Your child has been diagnosed with a serious mental illness. After months and years of trying to understand why traditional parenting methods have not been successful, you are beginning to understand why. Remember, mental illnesses often have a biological component. They are not the result of bad parenting, and they probably couldn’t have been prevented by anything that you, as a friend or family member, might have done differently. Even still, after the diagnosis it’s normal to feel a range of powerful—and often unpleasant—emotions.
It’s not abnormal to feel ashamed, hurt, or embarrassed by a family member whose behaviors can be difficult to understand and deal with. Many people also feel anger at the circumstances, at each other and even at the person who has been diagnosed. And though it may not be logical, parents often engage in some degree of self-blame. Such feelings of shame and anger may also go hand-in-hand with feelings of guilt. Grief is also common.
Parents, in particular, often have to readjust their hopes or expectations for the future when their child develops a serious mental illness. In the process, you may grieve for the future you thought your child would have. These feelings, though difficult, are totally normal. You grieve for the lost years and dreams you had for parenting this child and the relationship you dreamed of. It is painful. These feelings are normal and are not meant to be “solved”. Just listen and express understanding. If you don’t understand why your partner is feeling like they are, ask questions. Express interest and caring.
Dealing with life with your child can often be extremely difficult and you need to shore up as much support for yourself as you can. It’s important to maintain your own health as you care for a loved one with mental illness, but it is also critically important to preserve relationships with other family members, including your spouse or partner. If you have a child (whether a minor or an adult) with a serious mental illness, you may find yourself focusing less attention on your other children. Healthy siblings may feel anxiety and frustration at the extra responsibilities they are expected to take on. Try to regularly set aside a little one-on-one time with your other children. Tell them how much you appreciate their help.
Clear, honest communication is crucial for all family members. For example, don’t be afraid to ask both your ill and healthy children how they feel about the changes to the family. Keeping a line of communication open when you discover a loved one is ill is difficult because you are so overwhelmed by your own powerful feelings, but it can help to share your feelings and realize you are not all alone in trying to process complex feelings. Sometimes you won’t be able to communicate or it will be too much to listen to another family member’s pain and frustrations. That’s okay too. Communicate your love and desire to listen, but ask if you can talk about it later in the day or the next day. Make sure a sense of love, support and understanding is conveyed…”I know…it’s a lot, and I want to listen, but I am overwhelmed right now” is perfectly okay.

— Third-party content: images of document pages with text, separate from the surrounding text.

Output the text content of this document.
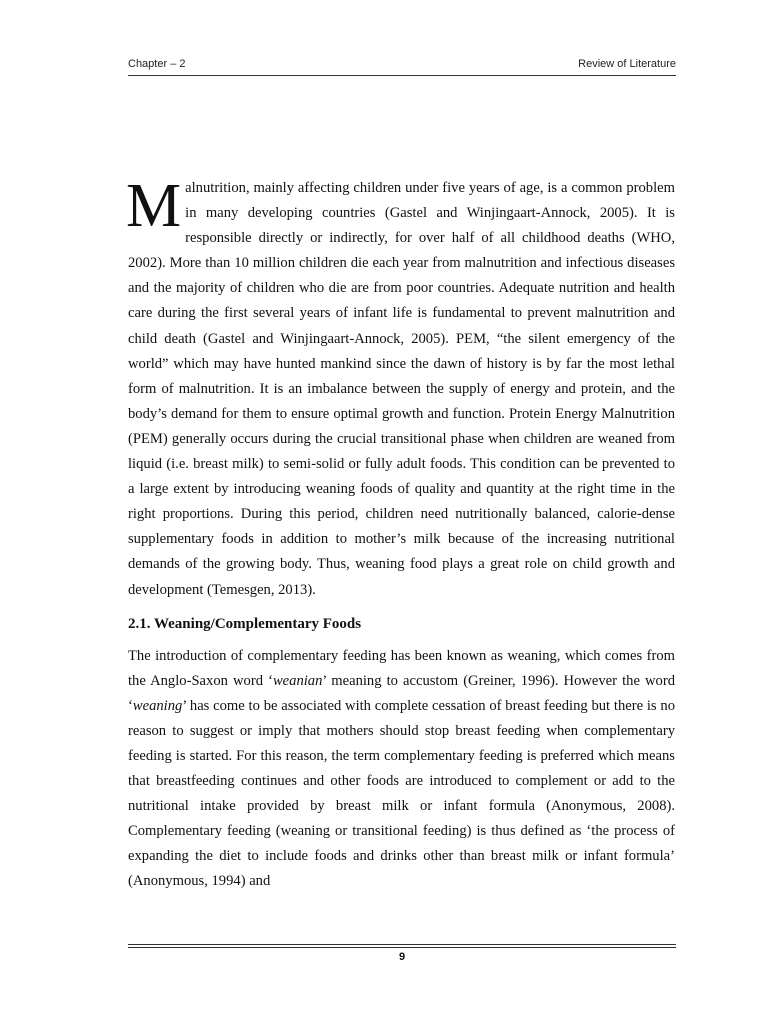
Chapter – 2	Review of Literature

Malnutrition, mainly affecting children under five years of age, is a common problem in many developing countries (Gastel and Winjingaart-Annock, 2005). It is responsible directly or indirectly, for over half of all childhood deaths (WHO, 2002). More than 10 million children die each year from malnutrition and infectious diseases and the majority of children who die are from poor countries. Adequate nutrition and health care during the first several years of infant life is fundamental to prevent malnutrition and child death (Gastel and Winjingaart-Annock, 2005). PEM, “the silent emergency of the world” which may have hunted mankind since the dawn of history is by far the most lethal form of malnutrition. It is an imbalance between the supply of energy and protein, and the body’s demand for them to ensure optimal growth and function. Protein Energy Malnutrition (PEM) generally occurs during the crucial transitional phase when children are weaned from liquid (i.e. breast milk) to semi-solid or fully adult foods. This condition can be prevented to a large extent by introducing weaning foods of quality and quantity at the right time in the right proportions. During this period, children need nutritionally balanced, calorie-dense supplementary foods in addition to mother’s milk because of the increasing nutritional demands of the growing body. Thus, weaning food plays a great role on child growth and development (Temesgen, 2013).

2.1. Weaning/Complementary Foods

The introduction of complementary feeding has been known as weaning, which comes from the Anglo-Saxon word ‘weanian’ meaning to accustom (Greiner, 1996). However the word ‘weaning’ has come to be associated with complete cessation of breast feeding but there is no reason to suggest or imply that mothers should stop breast feeding when complementary feeding is started. For this reason, the term complementary feeding is preferred which means that breastfeeding continues and other foods are introduced to complement or add to the nutritional intake provided by breast milk or infant formula (Anonymous, 2008). Complementary feeding (weaning or transitional feeding) is thus defined as ‘the process of expanding the diet to include foods and drinks other than breast milk or infant formula’ (Anonymous, 1994) and

9
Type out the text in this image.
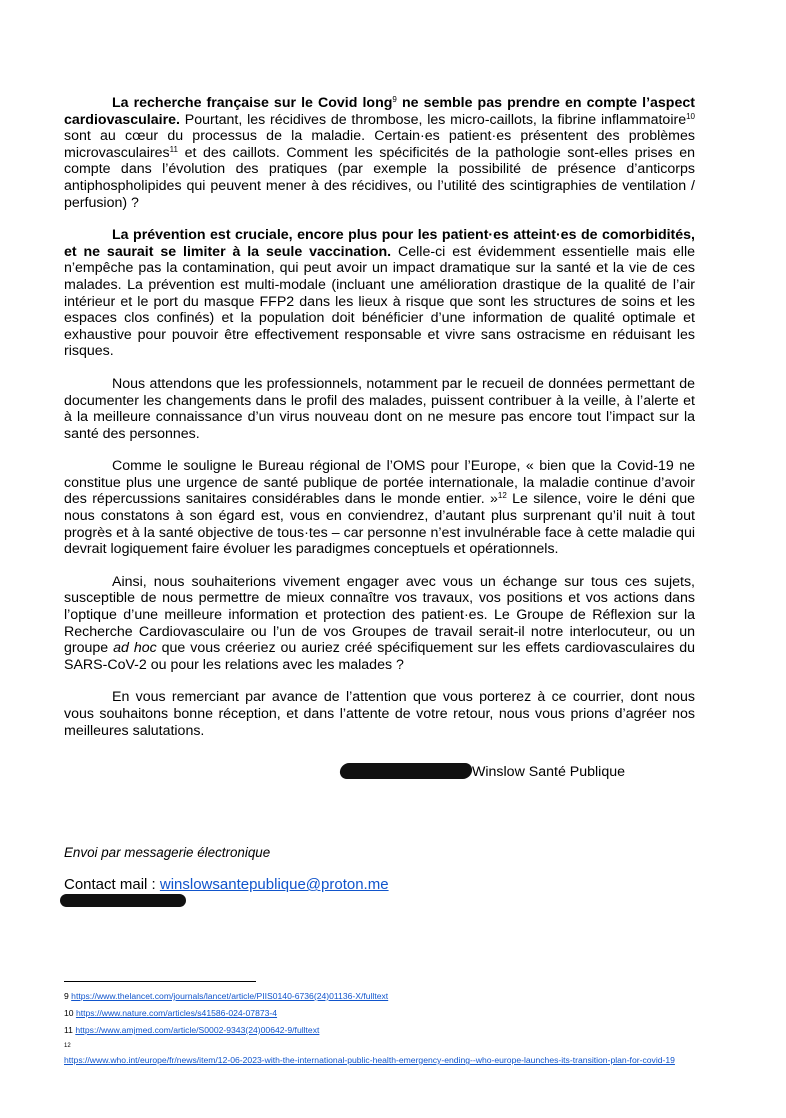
La recherche française sur le Covid long$^9$ ne semble pas prendre en compte l’aspect cardiovasculaire. Pourtant, les récidives de thrombose, les micro-caillots, la fibrine inflammatoire$^{10}$ sont au cœur du processus de la maladie. Certain·es patient·es présentent des problèmes microvasculaires$^{11}$ et des caillots. Comment les spécificités de la pathologie sont-elles prises en compte dans l’évolution des pratiques (par exemple la possibilité de présence d’anticorps antiphospholipides qui peuvent mener à des récidives, ou l’utilité des scintigraphies de ventilation / perfusion) ?

La prévention est cruciale, encore plus pour les patient·es atteint·es de comorbidités, et ne saurait se limiter à la seule vaccination. Celle-ci est évidemment essentielle mais elle n’empêche pas la contamination, qui peut avoir un impact dramatique sur la santé et la vie de ces malades. La prévention est multi-modale (incluant une amélioration drastique de la qualité de l’air intérieur et le port du masque FFP2 dans les lieux à risque que sont les structures de soins et les espaces clos confinés) et la population doit bénéficier d’une information de qualité optimale et exhaustive pour pouvoir être effectivement responsable et vivre sans ostracisme en réduisant les risques.

Nous attendons que les professionnels, notamment par le recueil de données permettant de documenter les changements dans le profil des malades, puissent contribuer à la veille, à l’alerte et à la meilleure connaissance d’un virus nouveau dont on ne mesure pas encore tout l’impact sur la santé des personnes.

Comme le souligne le Bureau régional de l’OMS pour l’Europe, « bien que la Covid-19 ne constitue plus une urgence de santé publique de portée internationale, la maladie continue d’avoir des répercussions sanitaires considérables dans le monde entier. »$^{12}$ Le silence, voire le déni que nous constatons à son égard est, vous en conviendrez, d’autant plus surprenant qu’il nuit à tout progrès et à la santé objective de tous·tes – car personne n’est invulnérable face à cette maladie qui devrait logiquement faire évoluer les paradigmes conceptuels et opérationnels.

Ainsi, nous souhaiterions vivement engager avec vous un échange sur tous ces sujets, susceptible de nous permettre de mieux connaître vos travaux, vos positions et vos actions dans l’optique d’une meilleure information et protection des patient·es. Le Groupe de Réflexion sur la Recherche Cardiovasculaire ou l’un de vos Groupes de travail serait-il notre interlocuteur, ou un groupe ad hoc que vous créeriez ou auriez créé spécifiquement sur les effets cardiovasculaires du SARS-CoV-2 ou pour les relations avec les malades ?

En vous remerciant par avance de l’attention que vous porterez à ce courrier, dont nous vous souhaitons bonne réception, et dans l’attente de votre retour, nous vous prions d’agréer nos meilleures salutations.

Winslow Santé Publique
Envoi par messagerie électronique
Contact mail : winslowsantepublique@proton.me
9 https://www.thelancet.com/journals/lancet/article/PIIS0140-6736(24)01136-X/fulltext
10 https://www.nature.com/articles/s41586-024-07873-4
11 https://www.amjmed.com/article/S0002-9343(24)00642-9/fulltext
12
https://www.who.int/europe/fr/news/item/12-06-2023-with-the-international-public-health-emergency-ending--who-europe-launches-its-transition-plan-for-covid-19
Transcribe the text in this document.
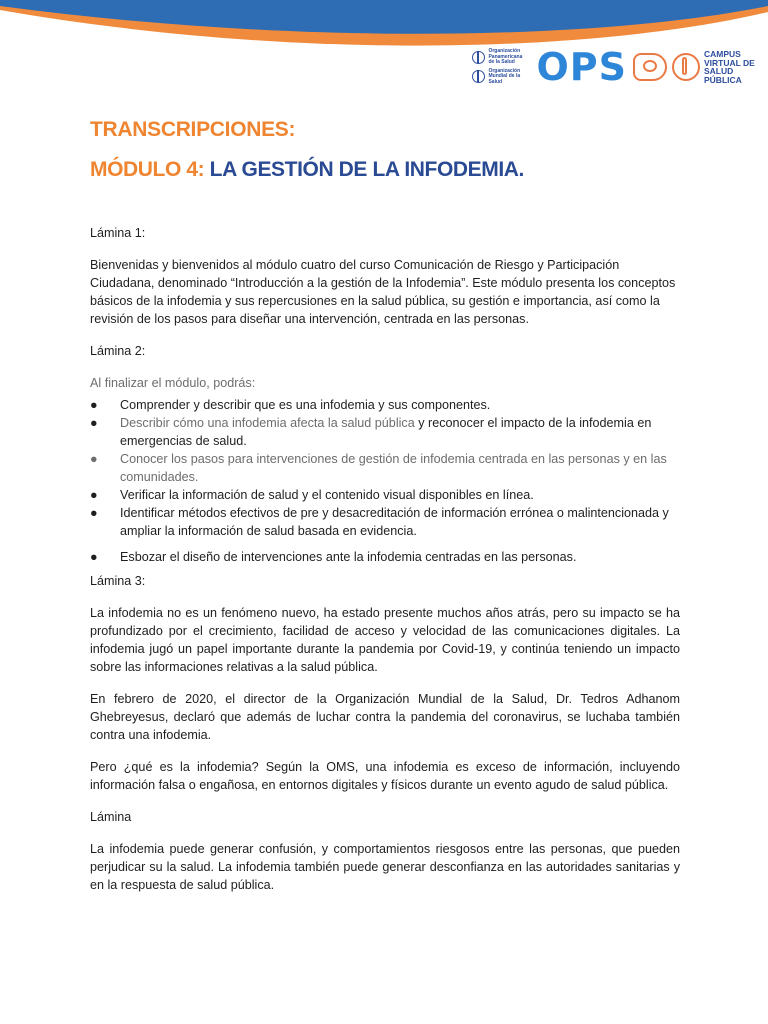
Organización Panamericana de la Salud
Organización Mundial de la Salud OPS	CAMPUS VIRTUAL DE SALUD PÚBLICA
TRANSCRIPCIONES:
MÓDULO 4: LA GESTIÓN DE LA INFODEMIA.

Lámina 1:

Bienvenidas y bienvenidos al módulo cuatro del curso Comunicación de Riesgo y Participación Ciudadana, denominado “Introducción a la gestión de la Infodemia”. Este módulo presenta los conceptos básicos de la infodemia y sus repercusiones en la salud pública, su gestión e importancia, así como la revisión de los pasos para diseñar una intervención, centrada en las personas.

Lámina 2:

Al finalizar el módulo, podrás:

● Comprender y describir que es una infodemia y sus componentes.
● Describir cómo una infodemia afecta la salud pública y reconocer el impacto de la infodemia en emergencias de salud.
● Conocer los pasos para intervenciones de gestión de infodemia centrada en las personas y en las comunidades.
● Verificar la información de salud y el contenido visual disponibles en línea.
● Identificar métodos efectivos de pre y desacreditación de información errónea o malintencionada y ampliar la información de salud basada en evidencia.
● Esbozar el diseño de intervenciones ante la infodemia centradas en las personas.

Lámina 3:

La infodemia no es un fenómeno nuevo, ha estado presente muchos años atrás, pero su impacto se ha profundizado por el crecimiento, facilidad de acceso y velocidad de las comunicaciones digitales. La infodemia jugó un papel importante durante la pandemia por Covid-19, y continúa teniendo un impacto sobre las informaciones relativas a la salud pública.

En febrero de 2020, el director de la Organización Mundial de la Salud, Dr. Tedros Adhanom Ghebreyesus, declaró que además de luchar contra la pandemia del coronavirus, se luchaba también contra una infodemia.

Pero ¿qué es la infodemia? Según la OMS, una infodemia es exceso de información, incluyendo información falsa o engañosa, en entornos digitales y físicos durante un evento agudo de salud pública.

Lámina

La infodemia puede generar confusión, y comportamientos riesgosos entre las personas, que pueden perjudicar su la salud. La infodemia también puede generar desconfianza en las autoridades sanitarias y en la respuesta de salud pública.
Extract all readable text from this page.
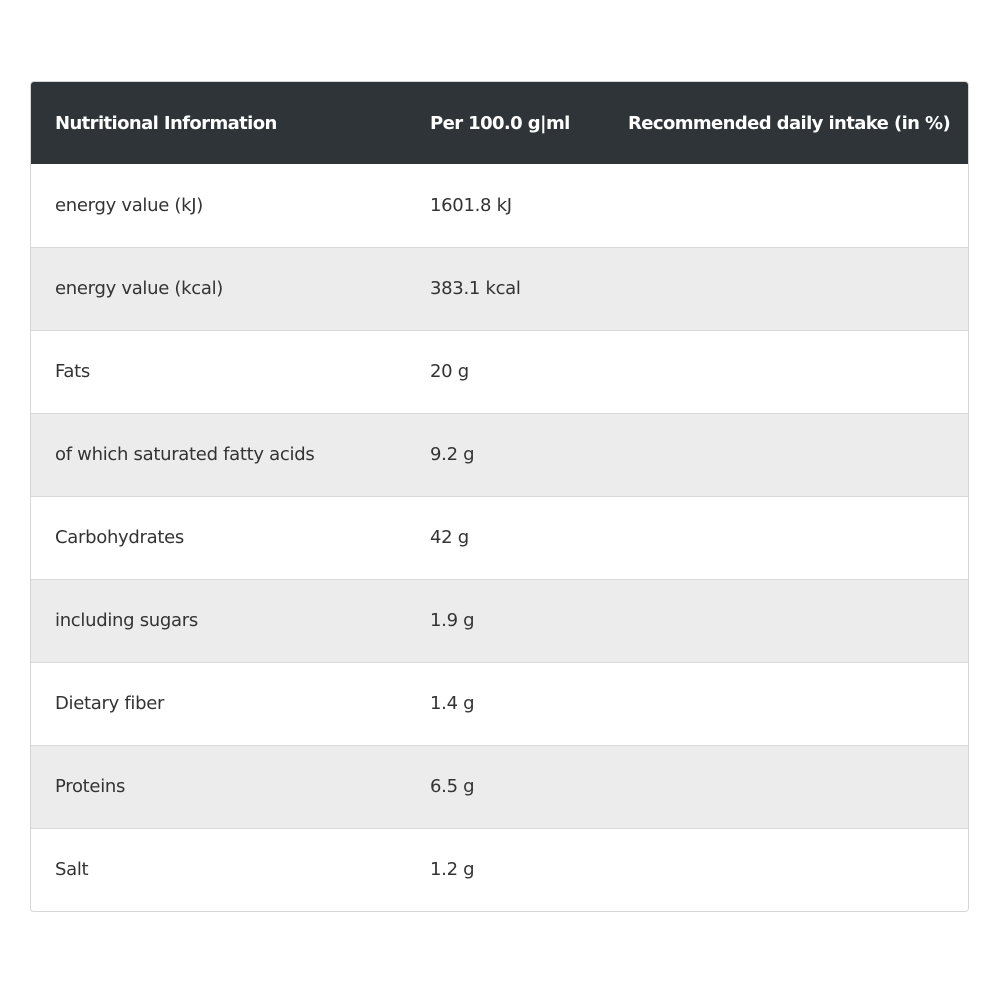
Nutritional Information	Per 100.0 g|ml	Recommended daily intake (in %)
energy value (kJ)	1601.8 kJ	
energy value (kcal)	383.1 kcal	
Fats	20 g	
of which saturated fatty acids	9.2 g	
Carbohydrates	42 g	
including sugars	1.9 g	
Dietary fiber	1.4 g	
Proteins	6.5 g	
Salt	1.2 g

Other times, it can seem impossible to focus your attention on anything else. But it’s important to take care of your own needs. Try to eat healthy meals, get some exercise, and get enough sleep. Making time to do things you enjoy will help you keep your stress levels in check. You’ll be better able to support your loved one if you take steps to maintain your own physical and mental health.
Serious mental illnesses often present logistical challenges as well as emotional ones. When possible, reach out to other friends and family members to help ease your responsibilities. You might be surprised how happy they are to lend a hand—if you let them. It’s normal for the family dynamic to change when one family member is diagnosed with a serious mental illness. It will probably take some time to accept those changes and establish a new routine. It helps to remember that people with serious mental illnesses can live rich, fulfilling lives—and so can you.
It is normal to feel a whole range of emotions as you have encountered unbelievably painful and difficult circumstances. You have felt helpless, frustrated and oftentimes, completely alone in you pain, frustration and anger. You want answers; solutions; direction; guidance and understanding. And when those answers, solutions, direction and guidance aren’t forthcoming, you may lash out at those around you. Now is the time to repair those relationships. Express your remorse at taking your frustrations out on your partner, and try to focus on how you have been feeling. Step out of blaming and try to focus on what you can do for each other moving forward. If you want to try something new with your child, honestly discuss why you want to try this new plan. Support your partner. Try each other’s ideas out for a time. If they don’t work, compliment each other for trying, for consistency. Acknowledge that it has been difficult and painful for you both.
Always try to remember that you are both struggling. Remember that you both love this child and want the best for him or her. Moving forward will often involve setbacks and disappointments, but don’t blame each other. You are both doing your best to move forward in a seemingly impossible situation. Try to make time for each other. Tell each other you know it’s difficult. Ask how you can support your partner. If you can’t do what they need perfectly, offer to do what you can do. Be honest. Be forgiving. You must be compassionate with yourself and your partner. You are not enemies. You are parents of a child with mental illness and it is critically important that you are strong for each other so that you can face the challenges with your child together. You must always present a unified front so that your child doesn’t manipulate your relationship struggles to get what they want. You are the parents and you are the partners. Support each other. Work together. And forgive each other for not always being your best. Try to remember what you love about each other in those moments and see that your partner is in pain.